Altun, Cumhurbaşkanı Erdoğan'ın liderliğinde son 20 yılda AK Parti hükümetlerinin milletin verdiği emanete sahip çıkarak, Türkiye'nin geçmişteki kaotik günlere dönmemesi için her alanda önemli mücadeleler verdiğini ve büyük başarılar elde ettiğini bildirdi.
Bir yandan Türkiye'de suç örgütlerinin beli kırılıp devlet otoritesinin ülkenin en ücra köşelerine ulaştırıldığını anlatan Altun, öte yandan bölgede devlet idaresi olmayan ülkelerin Türkiye'ye savaş ekonomisi ile terör ve suç örgütleri ithal etmelerinin önüne geçildiğine dikkati çekti.
Fahrettin Altun, terörün, suç örgütleri ile olan ilişkisini de göz önüne alarak izledikleri milli güvenlik politikalarının hem DEAŞ, PKK ve FETÖ gibi örgütlerini büyük bir hezimete uğrattığını hem de terörden beslenen illegal yapıların ortadan kalkmasını sağladığını belirtti.

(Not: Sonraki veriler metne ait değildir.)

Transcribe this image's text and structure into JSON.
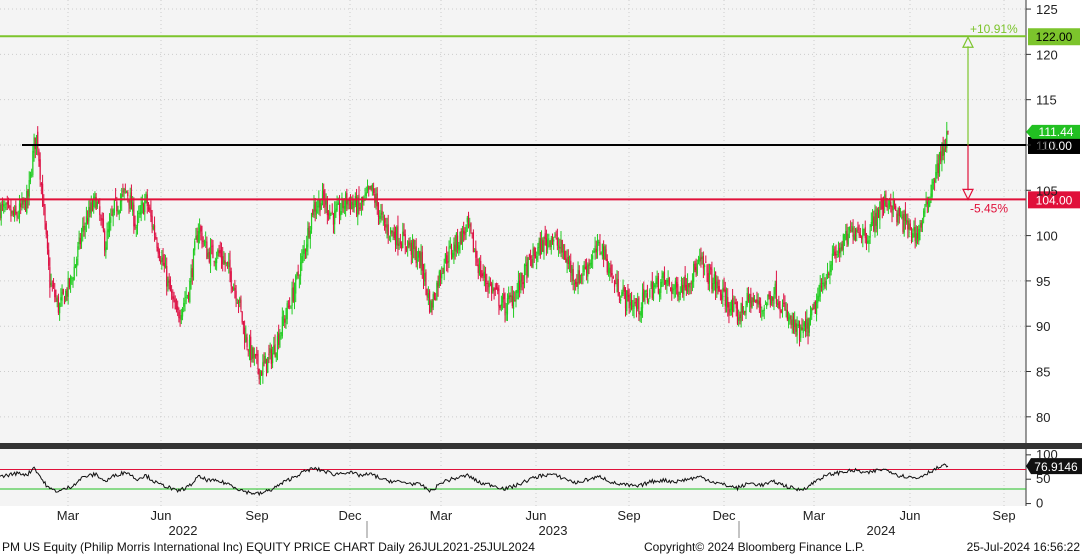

'MİLLETİMİZ OYUNUN FARKINDA'
Cumhurbaşkanı Erdoğan liderliğinde bugün Türkiye'nin bölgede bir istikrar ve güven adası olduğunu ifade eden Altun, şöyle dedi:
"Hamdolsun bugün Türkiye içerisinde terör örgütleri ve illegal yapılanmaların karanlık operasyonel alanları kalmamıştır. Tarih boyunca Türkiye'ye karşı faaliyet gösteren yabancı güçler, kendilerine yerel bir piyon aramışlardır. Buna mukabil, Türkiye'de tutunamayan suç örgütleri de kendilerine birer yabancı hami aramıştır. Denenen senaryo ve oynanan oyun hep aynı olmuştur. Üzerine basa basa söylüyoruz; Türkiye ile diplomatik ve hukuki meseleleri olan kimi aktörlerin meşru zemini bir kenara bırakıp, illegal yapılanmalara tevessül etmesi bu aktörlerin çaresizliğini göstermektedir. Bunlarla mücadeleye devam edeceğiz. Türkiye'nin bu girişimlere verilecek cevabı olmuştur, elbette olacaktır. Biz 1990'lardaki zihniyetle, örgütlerle, çetelerle mücadele ederek bugünlere geldik. 'Eski Türkiye' diye anlattığımız şey, işte tam da budur. Suç örgütleri ve çete mensupları karanlık yapılarla iş birliği yaparak Türkiye'nin istikrarsızlaştırılmasına, ülkemizin dışa bağımlılığının pekiştirilmesine hizmet etti. Faili meçhuller bizim dönemimizin değil, bizden önceki dönemlerin kahredici bir gerçeği idi. Biz bu kirli mekanizmalarla mücadele ettik. Terörle mücadele ettik. Türkiye'nin terörle, terör örgütleriyle dizayn edilen bir ülke olmasının önüne geçtik. Bunu yaparken vesayet odakları ile karşı karşıya kaldık. Onları da tarumar ettik. Bugün 1990'ların karanlık aktörlerinin itham ve iftiralarından medet umanlar geçmişte de FETÖ'den, PKK'dan medet ummuşlardı. Boşuna heveslenmesinler. Milletimiz bu oyunun farkındadır."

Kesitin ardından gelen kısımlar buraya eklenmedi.